Bolivian activists have decided to begin a hunger strike to demand a ruling from the Supreme Electoral Tribunal (TSE) on whether or not to allow long-time authoritarian president Evo Morales to run in the presidential elections of 2019.
Olga Florez, one of the leaders of the strike, said that they want the TSE to determine “if the referendum of February 21, 2016 is going to be honored, or will not be honored”, in which the majority of Bolivian citizens voted against allowing Morales to run for an unprecedented (and unconstitutional) fourth term.

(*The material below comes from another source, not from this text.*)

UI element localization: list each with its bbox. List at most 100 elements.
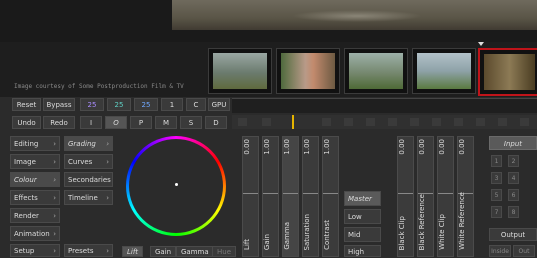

So far, the TSE has declared that both the referendum and the ruling of 2017 of the Constitutional Court (TC), which enabled Morales to re-election indefinitely, are binding, but have not explained how they would both be applicable for the next elections, and few days ago the electoral body issued a statement ratifying the schedule for the presidential primaries without giving further details on the Morales candidacy.
Given the lack of response from the TSE, the group of activists announced that they will remain on hunger strike, with tents and posters in front of the main headquarters of the electoral body, since this decision is of the utmost importance: so that the Bolivian people will know if the country really holds “clean elections.”
“I would prefer to die of hunger than to live in a dictatorship, I ask you to join with us for the love of democracy,” said the activist of the Todos Unidos platform and member of the Civic Committee of Cochabamba, Henry Rojas.
The struggle is not just for those on hunger strike
For now there are just five people who have joined the strike, but society and opposition politicians are still struggling to find a way to respect the popular will and give clear answers as to how to challenge the Morales regime, so it is expected that in the coming days and weeks, more people will join the cause.
“We will give our all to ensure that the popular will of the referendum of 2016 will be fulfilled. We will do this until the TSE fulfills its responsibility to respect the referendum, and issue a ruling against the presidential ticket which seeks to impose MAS (Morales’ ruling Movement to Socialism party),” said Vladimir Machicado, of the political movement “Bolivia said No.”
Also, Machicado warned that empowering Morales would generate a “terrible convulsion” in the country and would lead to the TSE members being prosecuted “morally and criminally” for failing to comply with the popular will of a referendum that they themselves organized.
“We demand that the Electoral Tribunal respect the political Constitution of the state and that its interpretations be a matter of the rule of law, not on a whim, nor at the convenience of the current government and of Mr. Evo Morales and Álvaro García Linera,” added Rojas.
Morales is a quintessential pillar of the “Pink Tide” which swept Latin America over the past fifteen years, along with other leftist luminaries such as Cristina Kirchner, Lula da Silva, Hugo Chavez, and Rafael Correa.
Morales is one of the few that still remains in power, although his popularity has waned, and he is increasingly viewed as authoritarian. He has won presidential elections in 2005, 2009, and 2014.
In 2005 he handily defeated former president Jorge Quiroga, 54% to 28%, and has since transformed Bolivian society, cultivating a cult-of-personality. He has proved popular with indigenous Bolivians, and defended the rights of coca growers, but has enjoyed an antagonistic relationship with the United States, and global financial institutions.
From all appearances, the court, which is packed with Evo loyalists, is unlikely to stand in the way of his fourth presidential term, despite the people of Bolivia opposing it in the 2016 referendum.